You have wonderful cats. They have each their own personality (like all animals, I guess, once you get to know them). Tanya and I are cat and dog people. Three cats which will be 8 years old this coming March. And two outdoor dogs. A fox terrier which will be 13 in January and a German Shepherd which is about 15 months old. I say about as he showed up on our doorstep in mid-October almost dead from starvation and with very weak back legs. We had no choice but to keep him. Over winter he eventually got well and is now almost too powerful for me to handle on our walks. I have been walking 5 days a week, from March to September 5 km per day and from September on 4 km per day. They are very slow walks as they are for the benefit of the dogs - they get to sniff and mark for over an hour and a half.

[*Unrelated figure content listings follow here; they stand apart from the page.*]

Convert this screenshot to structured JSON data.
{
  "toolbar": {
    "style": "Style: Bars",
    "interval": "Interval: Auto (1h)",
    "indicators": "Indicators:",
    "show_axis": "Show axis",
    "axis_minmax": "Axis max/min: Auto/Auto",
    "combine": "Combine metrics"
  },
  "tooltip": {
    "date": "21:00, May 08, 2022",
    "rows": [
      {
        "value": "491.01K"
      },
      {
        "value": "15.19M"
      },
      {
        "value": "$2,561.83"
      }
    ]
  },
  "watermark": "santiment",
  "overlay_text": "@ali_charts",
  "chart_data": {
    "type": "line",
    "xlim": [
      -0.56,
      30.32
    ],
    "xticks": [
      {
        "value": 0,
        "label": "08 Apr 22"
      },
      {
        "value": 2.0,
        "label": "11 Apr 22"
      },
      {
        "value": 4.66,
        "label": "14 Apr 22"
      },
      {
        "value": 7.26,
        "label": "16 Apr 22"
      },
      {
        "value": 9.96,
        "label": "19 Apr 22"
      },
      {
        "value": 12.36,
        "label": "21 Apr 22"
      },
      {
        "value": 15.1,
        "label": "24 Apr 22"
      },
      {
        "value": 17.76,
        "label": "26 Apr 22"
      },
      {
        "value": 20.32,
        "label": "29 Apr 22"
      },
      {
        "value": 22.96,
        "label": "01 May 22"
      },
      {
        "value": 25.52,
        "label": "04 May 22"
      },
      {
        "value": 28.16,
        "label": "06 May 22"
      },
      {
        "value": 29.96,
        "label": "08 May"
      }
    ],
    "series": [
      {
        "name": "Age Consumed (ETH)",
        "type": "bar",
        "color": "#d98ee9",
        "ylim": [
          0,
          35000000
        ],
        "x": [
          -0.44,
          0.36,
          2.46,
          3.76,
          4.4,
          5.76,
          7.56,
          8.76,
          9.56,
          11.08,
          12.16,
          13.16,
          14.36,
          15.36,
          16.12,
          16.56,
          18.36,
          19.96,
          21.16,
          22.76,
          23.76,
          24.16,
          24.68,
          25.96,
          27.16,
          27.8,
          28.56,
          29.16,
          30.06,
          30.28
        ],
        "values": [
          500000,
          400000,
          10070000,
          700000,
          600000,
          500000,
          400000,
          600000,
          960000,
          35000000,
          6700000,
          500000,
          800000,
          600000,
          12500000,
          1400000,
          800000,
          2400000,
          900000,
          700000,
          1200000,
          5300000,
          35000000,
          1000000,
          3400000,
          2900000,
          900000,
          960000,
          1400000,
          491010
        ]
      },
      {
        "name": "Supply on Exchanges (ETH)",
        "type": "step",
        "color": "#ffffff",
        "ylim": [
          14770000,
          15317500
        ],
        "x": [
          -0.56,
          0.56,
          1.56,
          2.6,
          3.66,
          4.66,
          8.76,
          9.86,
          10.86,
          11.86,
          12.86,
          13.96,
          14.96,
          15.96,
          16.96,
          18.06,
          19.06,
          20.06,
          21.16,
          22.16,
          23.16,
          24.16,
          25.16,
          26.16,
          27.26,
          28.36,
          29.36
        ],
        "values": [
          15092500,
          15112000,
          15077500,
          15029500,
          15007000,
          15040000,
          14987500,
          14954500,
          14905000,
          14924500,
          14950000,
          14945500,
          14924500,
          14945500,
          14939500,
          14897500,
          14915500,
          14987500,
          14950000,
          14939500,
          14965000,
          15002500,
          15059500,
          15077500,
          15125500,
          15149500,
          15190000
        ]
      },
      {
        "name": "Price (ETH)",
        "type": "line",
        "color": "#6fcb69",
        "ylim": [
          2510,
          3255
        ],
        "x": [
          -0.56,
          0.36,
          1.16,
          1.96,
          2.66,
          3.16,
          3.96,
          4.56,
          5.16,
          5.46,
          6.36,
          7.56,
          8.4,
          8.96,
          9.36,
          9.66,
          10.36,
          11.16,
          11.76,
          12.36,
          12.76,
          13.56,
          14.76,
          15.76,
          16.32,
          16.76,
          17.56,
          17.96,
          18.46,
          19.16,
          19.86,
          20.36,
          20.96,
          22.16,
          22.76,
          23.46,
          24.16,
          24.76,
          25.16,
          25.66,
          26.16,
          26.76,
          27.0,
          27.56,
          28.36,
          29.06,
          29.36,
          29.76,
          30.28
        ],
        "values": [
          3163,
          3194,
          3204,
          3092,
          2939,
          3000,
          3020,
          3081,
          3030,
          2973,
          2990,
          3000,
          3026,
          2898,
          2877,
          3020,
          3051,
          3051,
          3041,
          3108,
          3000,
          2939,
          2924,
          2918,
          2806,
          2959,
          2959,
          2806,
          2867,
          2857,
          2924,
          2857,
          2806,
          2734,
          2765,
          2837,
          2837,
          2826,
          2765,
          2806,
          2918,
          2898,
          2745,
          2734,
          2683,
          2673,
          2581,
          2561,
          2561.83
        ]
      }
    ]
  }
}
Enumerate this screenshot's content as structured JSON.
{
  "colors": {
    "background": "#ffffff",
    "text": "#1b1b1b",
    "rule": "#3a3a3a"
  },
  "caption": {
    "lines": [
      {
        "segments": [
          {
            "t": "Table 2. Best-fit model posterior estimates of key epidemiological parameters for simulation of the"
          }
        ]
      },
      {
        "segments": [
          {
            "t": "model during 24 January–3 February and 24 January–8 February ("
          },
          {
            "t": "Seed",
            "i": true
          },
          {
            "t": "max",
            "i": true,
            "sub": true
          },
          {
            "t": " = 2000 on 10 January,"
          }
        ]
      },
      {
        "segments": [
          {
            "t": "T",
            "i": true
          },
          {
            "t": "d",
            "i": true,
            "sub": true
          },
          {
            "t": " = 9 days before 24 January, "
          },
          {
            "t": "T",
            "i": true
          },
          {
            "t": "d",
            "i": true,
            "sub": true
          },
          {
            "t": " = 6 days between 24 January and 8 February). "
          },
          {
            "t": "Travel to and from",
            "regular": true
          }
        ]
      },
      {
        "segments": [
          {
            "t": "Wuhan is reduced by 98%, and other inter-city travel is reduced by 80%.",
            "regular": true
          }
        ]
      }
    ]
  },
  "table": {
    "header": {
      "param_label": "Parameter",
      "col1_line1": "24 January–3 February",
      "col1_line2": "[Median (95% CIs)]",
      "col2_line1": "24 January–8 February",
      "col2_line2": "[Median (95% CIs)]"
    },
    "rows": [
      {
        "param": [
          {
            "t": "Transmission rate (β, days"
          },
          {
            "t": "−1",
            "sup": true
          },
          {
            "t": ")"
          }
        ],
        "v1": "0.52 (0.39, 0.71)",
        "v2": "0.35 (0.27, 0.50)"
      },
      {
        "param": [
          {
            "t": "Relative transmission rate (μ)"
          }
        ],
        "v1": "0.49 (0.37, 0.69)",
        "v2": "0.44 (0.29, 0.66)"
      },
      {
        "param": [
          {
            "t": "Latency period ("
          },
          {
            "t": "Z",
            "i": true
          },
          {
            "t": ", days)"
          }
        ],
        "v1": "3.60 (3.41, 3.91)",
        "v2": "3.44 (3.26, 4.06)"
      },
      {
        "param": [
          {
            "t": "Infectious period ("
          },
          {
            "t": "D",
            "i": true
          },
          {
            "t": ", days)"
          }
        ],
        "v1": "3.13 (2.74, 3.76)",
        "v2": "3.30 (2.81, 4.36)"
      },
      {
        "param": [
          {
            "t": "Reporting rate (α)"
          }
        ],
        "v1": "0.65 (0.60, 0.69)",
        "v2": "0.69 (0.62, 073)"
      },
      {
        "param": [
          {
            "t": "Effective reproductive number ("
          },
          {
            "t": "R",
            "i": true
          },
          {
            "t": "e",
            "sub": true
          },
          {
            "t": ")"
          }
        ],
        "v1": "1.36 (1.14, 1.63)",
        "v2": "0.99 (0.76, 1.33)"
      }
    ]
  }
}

I read recently that adult cats only meow for humans. In the wild meowing isn't necessary as except for mating adult cats have no need to communicate with each other. I am glad these kitties provide so much joy for you. Alas very allergic grandchildren are keeping us pet free though I see my granddog Kaya, the black shepherd and grand kitty Nala.
"Over winter he eventually got well and is now almost too powerful for me to handle on our walks."
Four-wheel drive and a low center of gravity gives him a clear advantage.
"I read recently that adult cats only meow for humans. In the wild meowing isn't necessary as except for mating adult cats have no need to communicate with each other."
Lions are a highly communicative social species, but they don't meow. Given that my cats bathe, cuddle, sleep, and play together all day long, I assume that they are more intimate with one another than they are with Peggy and me, so I think it possible that they partially speak to us by meowing (they also speak to us in other ways) simply because we lack the subtlety and sophistication to understand much of the language that they use among themselves. The fact that their meows are accompanied by exclamation points would seem to bear this out.
Beautiful Harvey! Words can't describe the love I have for my feline family. We are blessed.